A day before the Texas Education Agency is scheduled to release further guidance about the coming school year, the American Federation of Teachers and its Texas division are demanding the state require every school district to submit a detailed reopening plan outlining how they will safeguard students and staff from the spread of COVID-19.
Gov. Greg Abbott said last week that students will be returning to the classroom in the fall. That news was followed by the TEA’s announcement that school districts will not be required to mandate that schoolchildren wear masks or be tested for COVID-19 symptoms.
“The safe re-opening of Texas schools can’t be done on a wing and a prayer, but that’s exactly what will happen if masks, testing and other necessary precautions aren’t required,” said AFT President Zeph Capo in a news release on Monday.
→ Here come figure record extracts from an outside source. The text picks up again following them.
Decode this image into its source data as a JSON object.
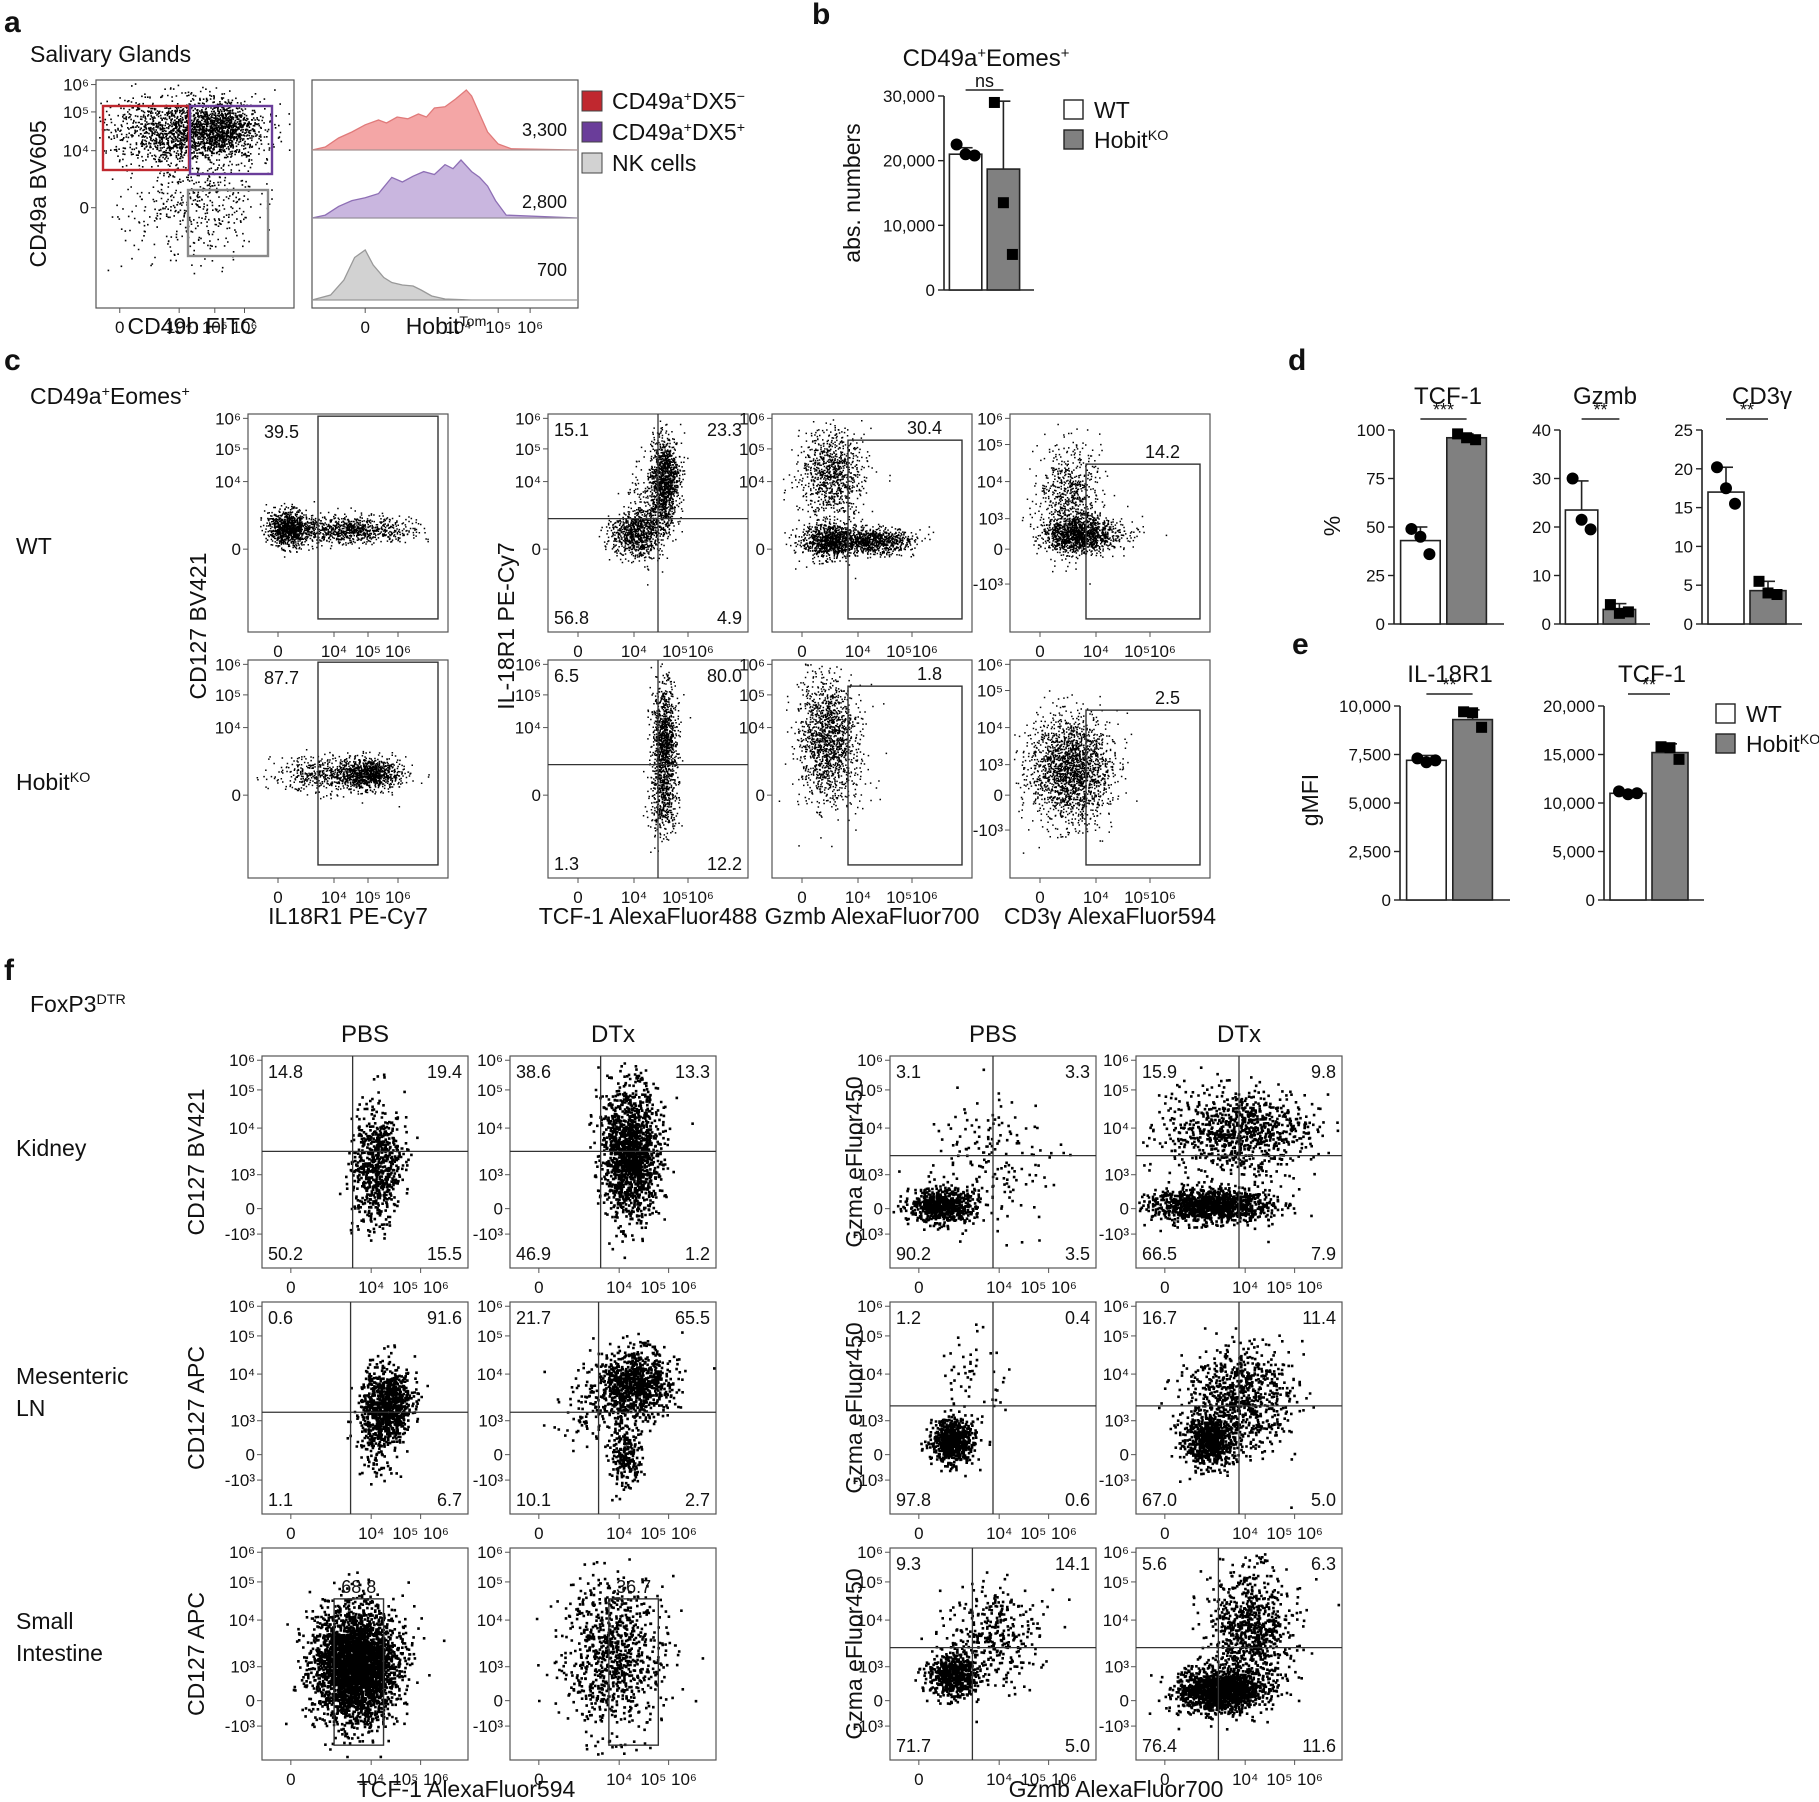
{
  "colors": {
    "gate_dx5neg": "#c0282f",
    "gate_dx5pos": "#6a3d9a",
    "gate_nk": "#8a8a8a",
    "hist_red": "#f4a6a6",
    "hist_purple": "#c9b6df",
    "hist_grey": "#d2d2d2",
    "bar_wt": "#ffffff",
    "bar_ko": "#808080"
  },
  "panel_a": {
    "letter": "a",
    "title": "Salivary Glands",
    "dot": {
      "xlabel": "CD49b FITC",
      "ylabel": "CD49a BV605",
      "x_ticks": [
        "0",
        "10⁴",
        "10⁵",
        "10⁶"
      ],
      "y_ticks": [
        "10⁶",
        "10⁵",
        "10⁴",
        "0"
      ]
    },
    "hist": {
      "xlabel_main": "Hobit",
      "xlabel_sup": "Tom",
      "x_ticks": [
        "0",
        "10⁴",
        "10⁵",
        "10⁶"
      ],
      "values": [
        "3,300",
        "2,800",
        "700"
      ]
    },
    "legend": [
      {
        "main": "CD49a",
        "sup1": "+",
        "mid": "DX5",
        "sup2": "−",
        "color": "#c0282f"
      },
      {
        "main": "CD49a",
        "sup1": "+",
        "mid": "DX5",
        "sup2": "+",
        "color": "#6a3d9a"
      },
      {
        "main": "NK cells",
        "sup1": "",
        "mid": "",
        "sup2": "",
        "color": "#d2d2d2"
      }
    ]
  },
  "panel_b": {
    "letter": "b",
    "title_main": "CD49a",
    "title_sup1": "+",
    "title_mid": "Eomes",
    "title_sup2": "+",
    "significance": "ns",
    "legend": [
      {
        "main": "WT",
        "sup": ""
      },
      {
        "main": "Hobit",
        "sup": "KO"
      }
    ]
  },
  "panel_c": {
    "letter": "c",
    "title_main": "CD49a",
    "title_sup1": "+",
    "title_mid": "Eomes",
    "title_sup2": "+",
    "rows": [
      {
        "main": "WT",
        "sup": ""
      },
      {
        "main": "Hobit",
        "sup": "KO"
      }
    ],
    "plots": [
      {
        "xlabel": "IL18R1 PE-Cy7",
        "ylabel": "CD127 BV421",
        "x_ticks": [
          "0",
          "10⁴",
          "10⁵",
          "10⁶"
        ],
        "y_ticks": [
          "10⁶",
          "10⁵",
          "10⁴",
          "0"
        ],
        "wt": [
          "39.5"
        ],
        "ko": [
          "87.7"
        ]
      },
      {
        "xlabel": "TCF-1 AlexaFluor488",
        "ylabel": "IL-18R1 PE-Cy7",
        "x_ticks": [
          "0",
          "10⁴",
          "10⁵10⁶"
        ],
        "y_ticks": [
          "10⁶",
          "10⁵",
          "10⁴",
          "0"
        ],
        "wt": [
          "15.1",
          "23.3",
          "56.8",
          "4.9"
        ],
        "ko": [
          "6.5",
          "80.0",
          "1.3",
          "12.2"
        ]
      },
      {
        "xlabel": "Gzmb AlexaFluor700",
        "ylabel": "",
        "x_ticks": [
          "0",
          "10⁴",
          "10⁵10⁶"
        ],
        "y_ticks": [
          "10⁶",
          "10⁵",
          "10⁴",
          "0"
        ],
        "wt": [
          "30.4"
        ],
        "ko": [
          "1.8"
        ]
      },
      {
        "xlabel": "CD3γ AlexaFluor594",
        "ylabel": "",
        "x_ticks": [
          "0",
          "10⁴",
          "10⁵10⁶"
        ],
        "y_ticks": [
          "10⁶",
          "10⁵",
          "10⁴",
          "10³",
          "0",
          "-10³"
        ],
        "wt": [
          "14.2"
        ],
        "ko": [
          "2.5"
        ]
      }
    ]
  },
  "panel_d": {
    "letter": "d"
  },
  "panel_e": {
    "letter": "e",
    "legend": [
      {
        "main": "WT",
        "sup": ""
      },
      {
        "main": "Hobit",
        "sup": "KO"
      }
    ]
  },
  "panel_f": {
    "letter": "f",
    "title_main": "FoxP3",
    "title_sup": "DTR",
    "col_headers": [
      "PBS",
      "DTx",
      "PBS",
      "DTx"
    ],
    "row_labels": [
      [
        "Kidney"
      ],
      [
        "Mesenteric",
        "LN"
      ],
      [
        "Small",
        "Intestine"
      ]
    ],
    "left_ylabels": [
      "CD127 BV421",
      "CD127 APC",
      "CD127 APC"
    ],
    "right_ylabel": "Gzma eFluor450",
    "left_xlabel": "TCF-1 AlexaFluor594",
    "right_xlabel": "Gzmb AlexaFluor700",
    "x_ticks": [
      "0",
      "10⁴",
      "10⁵ 10⁶"
    ],
    "y_ticks_left": [
      "10⁶",
      "10⁵",
      "10⁴",
      "10³",
      "0",
      "-10³"
    ],
    "y_ticks_right": [
      "10⁶",
      "10⁵",
      "10⁴",
      "10³",
      "0",
      "-10³"
    ],
    "left": [
      [
        [
          "14.8",
          "19.4",
          "50.2",
          "15.5"
        ],
        [
          "38.6",
          "13.3",
          "46.9",
          "1.2"
        ]
      ],
      [
        [
          "0.6",
          "91.6",
          "1.1",
          "6.7"
        ],
        [
          "21.7",
          "65.5",
          "10.1",
          "2.7"
        ]
      ],
      [
        [
          "68.8"
        ],
        [
          "36.7"
        ]
      ]
    ],
    "right": [
      [
        [
          "3.1",
          "3.3",
          "90.2",
          "3.5"
        ],
        [
          "15.9",
          "9.8",
          "66.5",
          "7.9"
        ]
      ],
      [
        [
          "1.2",
          "0.4",
          "97.8",
          "0.6"
        ],
        [
          "16.7",
          "11.4",
          "67.0",
          "5.0"
        ]
      ],
      [
        [
          "9.3",
          "14.1",
          "71.7",
          "5.0"
        ],
        [
          "5.6",
          "6.3",
          "76.4",
          "11.6"
        ]
      ]
    ]
  },
  "chart_data": [
    {
      "type": "bar",
      "title": "CD49a⁺Eomes⁺",
      "ylabel": "abs. numbers",
      "categories": [
        "WT",
        "HobitKO"
      ],
      "values": [
        21000,
        18700
      ],
      "errors": [
        1000,
        10500
      ],
      "points": [
        [
          22500,
          21000,
          20800
        ],
        [
          29000,
          13500,
          5500
        ]
      ],
      "ylim": [
        0,
        30000
      ],
      "yticks": [
        "0",
        "10,000",
        "20,000",
        "30,000"
      ],
      "annotation": "ns"
    },
    {
      "type": "bar",
      "title": "TCF-1",
      "ylabel": "%",
      "categories": [
        "WT",
        "HobitKO"
      ],
      "values": [
        43,
        96
      ],
      "errors": [
        7,
        2
      ],
      "points": [
        [
          49,
          45,
          36
        ],
        [
          98,
          96,
          95
        ]
      ],
      "ylim": [
        0,
        100
      ],
      "yticks": [
        "0",
        "25",
        "50",
        "75",
        "100"
      ],
      "annotation": "***"
    },
    {
      "type": "bar",
      "title": "Gzmb",
      "ylabel": "",
      "categories": [
        "WT",
        "HobitKO"
      ],
      "values": [
        23.5,
        3
      ],
      "errors": [
        6,
        1.2
      ],
      "points": [
        [
          30,
          21.5,
          19.5
        ],
        [
          4,
          2.2,
          2.5
        ]
      ],
      "ylim": [
        0,
        40
      ],
      "yticks": [
        "0",
        "10",
        "20",
        "30",
        "40"
      ],
      "annotation": "**"
    },
    {
      "type": "bar",
      "title": "CD3γ",
      "ylabel": "",
      "categories": [
        "WT",
        "HobitKO"
      ],
      "values": [
        17,
        4.3
      ],
      "errors": [
        3.2,
        1.2
      ],
      "points": [
        [
          20.2,
          17.5,
          15.5
        ],
        [
          5.5,
          4,
          3.8
        ]
      ],
      "ylim": [
        0,
        25
      ],
      "yticks": [
        "0",
        "5",
        "10",
        "15",
        "20",
        "25"
      ],
      "annotation": "**"
    },
    {
      "type": "bar",
      "title": "IL-18R1",
      "ylabel": "gMFI",
      "categories": [
        "WT",
        "HobitKO"
      ],
      "values": [
        7200,
        9300
      ],
      "errors": [
        250,
        500
      ],
      "points": [
        [
          7300,
          7100,
          7200
        ],
        [
          9700,
          9650,
          8900
        ]
      ],
      "ylim": [
        0,
        10000
      ],
      "yticks": [
        "0",
        "2,500",
        "5,000",
        "7,500",
        "10,000"
      ],
      "annotation": "**"
    },
    {
      "type": "bar",
      "title": "TCF-1",
      "ylabel": "",
      "categories": [
        "WT",
        "HobitKO"
      ],
      "values": [
        11000,
        15200
      ],
      "errors": [
        300,
        900
      ],
      "points": [
        [
          11200,
          10900,
          11000
        ],
        [
          15800,
          15700,
          14500
        ]
      ],
      "ylim": [
        0,
        20000
      ],
      "yticks": [
        "0",
        "5,000",
        "10,000",
        "15,000",
        "20,000"
      ],
      "annotation": "**"
    }
  ]
}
Capo shared how highly concerned educators and parents are about reopening the right way and with precautions in an email to Reform Austin on Monday.
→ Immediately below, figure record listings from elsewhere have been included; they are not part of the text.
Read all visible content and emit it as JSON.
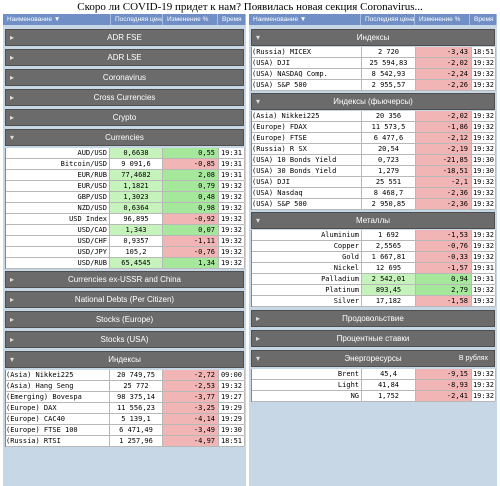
{
  "page_title": "Скоро ли COVID-19 придет к нам? Появилась новая секция Coronavirus...",
  "header": {
    "name": "Наименование ▼",
    "price": "Последняя цена",
    "change": "Изменение %",
    "time": "Время"
  },
  "left": {
    "sections_top": [
      "ADR FSE",
      "ADR LSE",
      "Coronavirus",
      "Cross Currencies",
      "Crypto"
    ],
    "currencies": {
      "title": "Currencies",
      "rows": [
        {
          "name": "AUD/USD",
          "price": "0,6638",
          "change": "0,55",
          "time": "19:31"
        },
        {
          "name": "Bitcoin/USD",
          "price": "9 091,6",
          "change": "-0,85",
          "time": "19:31"
        },
        {
          "name": "EUR/RUB",
          "price": "77,4682",
          "change": "2,08",
          "time": "19:31"
        },
        {
          "name": "EUR/USD",
          "price": "1,1821",
          "change": "0,79",
          "time": "19:32"
        },
        {
          "name": "GBP/USD",
          "price": "1,3023",
          "change": "0,48",
          "time": "19:32"
        },
        {
          "name": "NZD/USD",
          "price": "0,6364",
          "change": "0,98",
          "time": "19:32"
        },
        {
          "name": "USD Index",
          "price": "96,895",
          "change": "-0,92",
          "time": "19:32"
        },
        {
          "name": "USD/CAD",
          "price": "1,343",
          "change": "0,07",
          "time": "19:32"
        },
        {
          "name": "USD/CHF",
          "price": "0,9357",
          "change": "-1,11",
          "time": "19:32"
        },
        {
          "name": "USD/JPY",
          "price": "105,2",
          "change": "-0,76",
          "time": "19:32"
        },
        {
          "name": "USD/RUB",
          "price": "65,4545",
          "change": "1,34",
          "time": "19:32"
        }
      ]
    },
    "sections_mid": [
      "Currencies ex-USSR and China",
      "National Debts (Per Citizen)",
      "Stocks (Europe)",
      "Stocks (USA)"
    ],
    "indices": {
      "title": "Индексы",
      "rows": [
        {
          "name": "(Asia) Nikkei225",
          "price": "20 749,75",
          "change": "-2,72",
          "time": "09:00"
        },
        {
          "name": "(Asia) Hang Seng",
          "price": "25 772",
          "change": "-2,53",
          "time": "19:32"
        },
        {
          "name": "(Emerging) Bovespa",
          "price": "98 375,14",
          "change": "-3,77",
          "time": "19:27"
        },
        {
          "name": "(Europe) DAX",
          "price": "11 556,23",
          "change": "-3,25",
          "time": "19:29"
        },
        {
          "name": "(Europe) CAC40",
          "price": "5 139,1",
          "change": "-4,14",
          "time": "19:29"
        },
        {
          "name": "(Europe) FTSE 100",
          "price": "6 471,49",
          "change": "-3,49",
          "time": "19:30"
        },
        {
          "name": "(Russia) RTSI",
          "price": "1 257,96",
          "change": "-4,97",
          "time": "18:51"
        }
      ]
    }
  },
  "right": {
    "indices": {
      "title": "Индексы",
      "rows": [
        {
          "name": "(Russia) MICEX",
          "price": "2 720",
          "change": "-3,43",
          "time": "18:51"
        },
        {
          "name": "(USA) DJI",
          "price": "25 594,83",
          "change": "-2,02",
          "time": "19:32"
        },
        {
          "name": "(USA) NASDAQ Comp.",
          "price": "8 542,93",
          "change": "-2,24",
          "time": "19:32"
        },
        {
          "name": "(USA) S&P 500",
          "price": "2 955,57",
          "change": "-2,26",
          "time": "19:32"
        }
      ]
    },
    "futures": {
      "title": "Индексы (фьючерсы)",
      "rows": [
        {
          "name": "(Asia) Nikkei225",
          "price": "20 356",
          "change": "-2,02",
          "time": "19:32"
        },
        {
          "name": "(Europe) FDAX",
          "price": "11 573,5",
          "change": "-1,86",
          "time": "19:32"
        },
        {
          "name": "(Europe) FTSE",
          "price": "6 477,6",
          "change": "-2,12",
          "time": "19:32"
        },
        {
          "name": "(Russia) R SX",
          "price": "20,54",
          "change": "-2,19",
          "time": "19:32"
        },
        {
          "name": "(USA) 10 Bonds Yield",
          "price": "0,723",
          "change": "-21,85",
          "time": "19:30"
        },
        {
          "name": "(USA) 30 Bonds Yield",
          "price": "1,279",
          "change": "-18,51",
          "time": "19:30"
        },
        {
          "name": "(USA) DJI",
          "price": "25 551",
          "change": "-2,1",
          "time": "19:32"
        },
        {
          "name": "(USA) Nasdaq",
          "price": "8 468,7",
          "change": "-2,36",
          "time": "19:32"
        },
        {
          "name": "(USA) S&P 500",
          "price": "2 950,85",
          "change": "-2,36",
          "time": "19:32"
        }
      ]
    },
    "metals": {
      "title": "Металлы",
      "rows": [
        {
          "name": "Aluminium",
          "price": "1 692",
          "change": "-1,53",
          "time": "19:32"
        },
        {
          "name": "Copper",
          "price": "2,5565",
          "change": "-0,76",
          "time": "19:32"
        },
        {
          "name": "Gold",
          "price": "1 667,81",
          "change": "-0,33",
          "time": "19:32"
        },
        {
          "name": "Nickel",
          "price": "12 695",
          "change": "-1,57",
          "time": "19:31"
        },
        {
          "name": "Palladium",
          "price": "2 542,01",
          "change": "0,94",
          "time": "19:31"
        },
        {
          "name": "Platinum",
          "price": "893,45",
          "change": "2,79",
          "time": "19:32"
        },
        {
          "name": "Silver",
          "price": "17,182",
          "change": "-1,58",
          "time": "19:32"
        }
      ]
    },
    "sections": [
      "Продовольствие",
      "Процентные ставки"
    ],
    "energy": {
      "title": "Энергоресурсы",
      "currency_note": "В рублях",
      "rows": [
        {
          "name": "Brent",
          "price": "45,4",
          "change": "-9,15",
          "time": "19:32"
        },
        {
          "name": "Light",
          "price": "41,84",
          "change": "-8,93",
          "time": "19:32"
        },
        {
          "name": "NG",
          "price": "1,752",
          "change": "-2,41",
          "time": "19:32"
        }
      ]
    }
  },
  "colors": {
    "header_bg": "#6f8fc6",
    "section_bg": "#6b6b6b",
    "panel_bg": "#c7d7e6",
    "negative": "#f2b5b5",
    "positive": "#a6e89b"
  }
}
“They don’t want school buildings to become the next hot zones. If reopening involves using school buildings, every school district should be required to spell out how they will ensure safety, using science and federal guidelines as guidance. All of this takes funding.”
“Texas is still holding most of the state’s allocation of $1.2 billion appropriated by Congress for school districts to mitigate the unbudgeted expenses from COVID-19,” Capo added. “That money should be distributed, and Governor Abbott should call on the U.S. Senate to pass the HEROES Act so that states and municipalities get at least the same financial consideration as the private sector did in both CARES Acts.”
The AFT proposes that each school district’s reopening plan be framed using the five pillars of the AFT’s “A Plan to Safely Reopen America’s Schools and Communities:”
- Maintain physical distance until the number of new cases decline for at least 14 consecutive days.
- Put in place the infrastructure and resources to test, trace and isolate new cases.
- Deploy public health tools that prevent the spread of the virus, and align them with educational strategies that meet the needs of students.
- Involve workers, unions, parents and the community in all reopening planning.
- Invest in public health and in schools so that America’s communities and their futures are not abandoned.
As Reform Austin reported, the TEA has ordered millions of pieces of personal protective equipment for Texas school districts for the 2020-2021 school year, but that has not alleviated the concerns.
Capo said because of massive education budget cuts, tackling physical distancing, masks and everything else that a district deems necessary to safely open will take funding and thoughtful precautions.
“We’re still learning how this virus spreads in young people and still figuring out the best ways to protect educators who have kept our students safe and engaged through remote learning for the last three months. A rushed reopening without preventions says: Your health and safety don’t matter,” Capo said.